— Вчера вечером… — начал Бруссард, и эти два слова зависли под дождем.
Я отпил из бутылки.
— …я сболтнул кое-что, чего говорить не следовало. Рому перебрал, в голове помутилось.
Я посмотрел на ряд греческих колонн, опоясывавших трибуны с тыла.
— Например?
Бруссард стал передо мной.
— Не пробуй играть со мной, Кензи.
— Патрик, — сказал я и сделал шаг вправо.
Он шагнул в ту же сторону и оказался со мной нос к носу. В его глазах плясали злые огоньки.

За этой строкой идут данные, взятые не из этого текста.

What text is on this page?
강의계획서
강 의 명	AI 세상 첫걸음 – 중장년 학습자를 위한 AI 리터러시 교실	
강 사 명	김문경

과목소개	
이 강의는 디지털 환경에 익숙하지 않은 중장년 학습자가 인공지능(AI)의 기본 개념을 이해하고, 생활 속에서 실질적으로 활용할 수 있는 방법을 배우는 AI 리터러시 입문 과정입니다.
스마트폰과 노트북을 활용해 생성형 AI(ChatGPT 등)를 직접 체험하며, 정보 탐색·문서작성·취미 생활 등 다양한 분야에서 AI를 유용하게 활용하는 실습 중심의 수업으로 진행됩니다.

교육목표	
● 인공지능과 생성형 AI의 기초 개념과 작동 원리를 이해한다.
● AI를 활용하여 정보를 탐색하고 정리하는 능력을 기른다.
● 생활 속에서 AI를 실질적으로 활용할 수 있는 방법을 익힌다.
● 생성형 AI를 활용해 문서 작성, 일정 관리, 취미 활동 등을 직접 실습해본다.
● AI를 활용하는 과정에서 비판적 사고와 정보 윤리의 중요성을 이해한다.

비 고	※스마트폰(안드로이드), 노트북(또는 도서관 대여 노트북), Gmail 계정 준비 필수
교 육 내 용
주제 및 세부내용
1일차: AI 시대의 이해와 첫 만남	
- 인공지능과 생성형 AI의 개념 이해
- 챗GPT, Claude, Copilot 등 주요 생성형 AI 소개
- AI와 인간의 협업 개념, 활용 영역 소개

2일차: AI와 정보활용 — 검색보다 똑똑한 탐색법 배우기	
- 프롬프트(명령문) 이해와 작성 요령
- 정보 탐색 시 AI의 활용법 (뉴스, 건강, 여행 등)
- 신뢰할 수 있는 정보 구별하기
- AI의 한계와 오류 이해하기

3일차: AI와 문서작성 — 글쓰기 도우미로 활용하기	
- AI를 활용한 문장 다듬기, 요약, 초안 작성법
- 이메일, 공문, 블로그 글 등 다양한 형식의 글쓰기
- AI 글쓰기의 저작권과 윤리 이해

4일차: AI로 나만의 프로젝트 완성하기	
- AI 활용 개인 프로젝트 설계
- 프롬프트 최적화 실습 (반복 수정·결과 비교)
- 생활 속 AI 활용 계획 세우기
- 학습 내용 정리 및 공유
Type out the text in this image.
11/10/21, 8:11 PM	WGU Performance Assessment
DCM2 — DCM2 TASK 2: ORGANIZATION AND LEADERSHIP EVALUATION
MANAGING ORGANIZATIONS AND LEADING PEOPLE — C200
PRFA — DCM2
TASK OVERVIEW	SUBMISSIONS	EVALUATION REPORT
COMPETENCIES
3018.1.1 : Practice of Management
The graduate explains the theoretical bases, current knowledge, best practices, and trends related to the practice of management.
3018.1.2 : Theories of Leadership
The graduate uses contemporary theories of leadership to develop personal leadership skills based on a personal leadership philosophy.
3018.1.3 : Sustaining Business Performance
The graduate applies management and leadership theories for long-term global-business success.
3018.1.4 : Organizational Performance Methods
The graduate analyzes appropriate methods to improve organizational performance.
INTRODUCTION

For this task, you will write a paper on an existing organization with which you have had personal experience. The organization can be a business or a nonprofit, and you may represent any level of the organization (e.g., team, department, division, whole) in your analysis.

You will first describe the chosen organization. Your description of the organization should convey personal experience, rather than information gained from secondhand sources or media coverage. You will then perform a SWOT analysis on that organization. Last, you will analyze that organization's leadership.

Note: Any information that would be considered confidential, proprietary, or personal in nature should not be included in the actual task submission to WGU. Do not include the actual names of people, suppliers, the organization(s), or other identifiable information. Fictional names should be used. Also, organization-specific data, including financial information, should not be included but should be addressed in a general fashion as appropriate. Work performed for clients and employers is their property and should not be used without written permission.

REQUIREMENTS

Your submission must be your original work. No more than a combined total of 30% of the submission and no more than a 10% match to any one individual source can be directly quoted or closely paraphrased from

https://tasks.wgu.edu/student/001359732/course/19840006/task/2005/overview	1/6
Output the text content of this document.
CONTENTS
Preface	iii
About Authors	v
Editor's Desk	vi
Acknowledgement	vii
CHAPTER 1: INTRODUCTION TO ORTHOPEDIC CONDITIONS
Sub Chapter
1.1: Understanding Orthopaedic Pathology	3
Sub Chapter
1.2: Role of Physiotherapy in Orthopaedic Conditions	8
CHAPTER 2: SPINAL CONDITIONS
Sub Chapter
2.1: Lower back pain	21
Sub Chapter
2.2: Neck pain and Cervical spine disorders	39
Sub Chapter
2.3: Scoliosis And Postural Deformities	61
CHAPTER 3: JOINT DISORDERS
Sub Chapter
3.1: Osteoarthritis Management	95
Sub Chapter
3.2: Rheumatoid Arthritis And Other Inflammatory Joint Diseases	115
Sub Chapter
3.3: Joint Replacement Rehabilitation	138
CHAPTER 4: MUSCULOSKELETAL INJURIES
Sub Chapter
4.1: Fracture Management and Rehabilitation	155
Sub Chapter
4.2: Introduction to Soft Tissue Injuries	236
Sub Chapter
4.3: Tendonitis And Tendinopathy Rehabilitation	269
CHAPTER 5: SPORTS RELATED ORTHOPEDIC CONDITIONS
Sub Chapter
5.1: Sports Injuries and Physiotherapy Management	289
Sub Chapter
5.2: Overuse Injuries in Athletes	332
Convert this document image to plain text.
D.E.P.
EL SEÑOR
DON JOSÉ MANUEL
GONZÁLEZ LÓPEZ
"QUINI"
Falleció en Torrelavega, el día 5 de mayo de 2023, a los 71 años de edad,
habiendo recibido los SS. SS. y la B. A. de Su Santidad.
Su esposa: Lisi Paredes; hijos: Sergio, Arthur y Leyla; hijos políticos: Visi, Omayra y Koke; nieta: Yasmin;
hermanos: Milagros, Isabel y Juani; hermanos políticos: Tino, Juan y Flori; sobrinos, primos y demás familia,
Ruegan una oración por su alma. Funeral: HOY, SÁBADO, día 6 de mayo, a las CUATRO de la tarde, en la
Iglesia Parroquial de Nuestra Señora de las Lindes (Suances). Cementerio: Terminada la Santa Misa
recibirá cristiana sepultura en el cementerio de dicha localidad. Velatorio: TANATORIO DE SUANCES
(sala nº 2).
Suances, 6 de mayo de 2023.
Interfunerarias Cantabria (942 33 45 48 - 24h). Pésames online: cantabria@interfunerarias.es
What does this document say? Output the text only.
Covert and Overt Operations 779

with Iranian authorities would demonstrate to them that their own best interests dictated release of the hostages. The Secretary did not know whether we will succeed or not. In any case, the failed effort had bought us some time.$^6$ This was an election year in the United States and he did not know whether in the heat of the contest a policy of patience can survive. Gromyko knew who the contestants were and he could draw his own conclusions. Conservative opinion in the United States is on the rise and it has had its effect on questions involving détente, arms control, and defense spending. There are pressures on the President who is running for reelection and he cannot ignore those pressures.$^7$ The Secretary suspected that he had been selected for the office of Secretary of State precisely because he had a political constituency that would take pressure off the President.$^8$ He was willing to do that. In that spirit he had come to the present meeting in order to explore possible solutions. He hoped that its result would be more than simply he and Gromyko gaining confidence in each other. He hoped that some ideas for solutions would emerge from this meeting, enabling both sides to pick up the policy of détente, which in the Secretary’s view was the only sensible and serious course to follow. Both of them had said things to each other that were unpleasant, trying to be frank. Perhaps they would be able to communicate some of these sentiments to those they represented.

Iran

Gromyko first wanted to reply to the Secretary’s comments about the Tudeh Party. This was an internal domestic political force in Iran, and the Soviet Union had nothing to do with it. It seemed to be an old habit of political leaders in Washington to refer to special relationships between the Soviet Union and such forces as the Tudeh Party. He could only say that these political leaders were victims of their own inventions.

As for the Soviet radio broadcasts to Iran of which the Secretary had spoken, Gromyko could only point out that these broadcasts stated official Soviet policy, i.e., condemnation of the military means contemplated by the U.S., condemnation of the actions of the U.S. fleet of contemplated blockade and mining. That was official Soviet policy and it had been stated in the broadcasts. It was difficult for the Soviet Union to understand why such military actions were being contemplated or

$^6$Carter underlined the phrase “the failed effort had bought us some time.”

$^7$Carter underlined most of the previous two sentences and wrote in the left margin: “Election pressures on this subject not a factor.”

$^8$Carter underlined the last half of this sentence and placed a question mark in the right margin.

— Мы оба знаем, что у меня сорвалось лишнее. Давай забудем об этом.
Я дружески и смущенно улыбнулся ему.
— Не понимаю. Ты о чем, Рэми?
Он медленно покачал головой:
— Ты ведь не хочешь так играть, Кензи. Ты понимаешь.
— Нет, я…
Я не видел движения его руки, но почувствовал резкую боль в костяшках пальцев, и бутылка «Польского родника» вдруг оказалась у моих ног, из нее, булькая, на раскисшую землю потекла вода.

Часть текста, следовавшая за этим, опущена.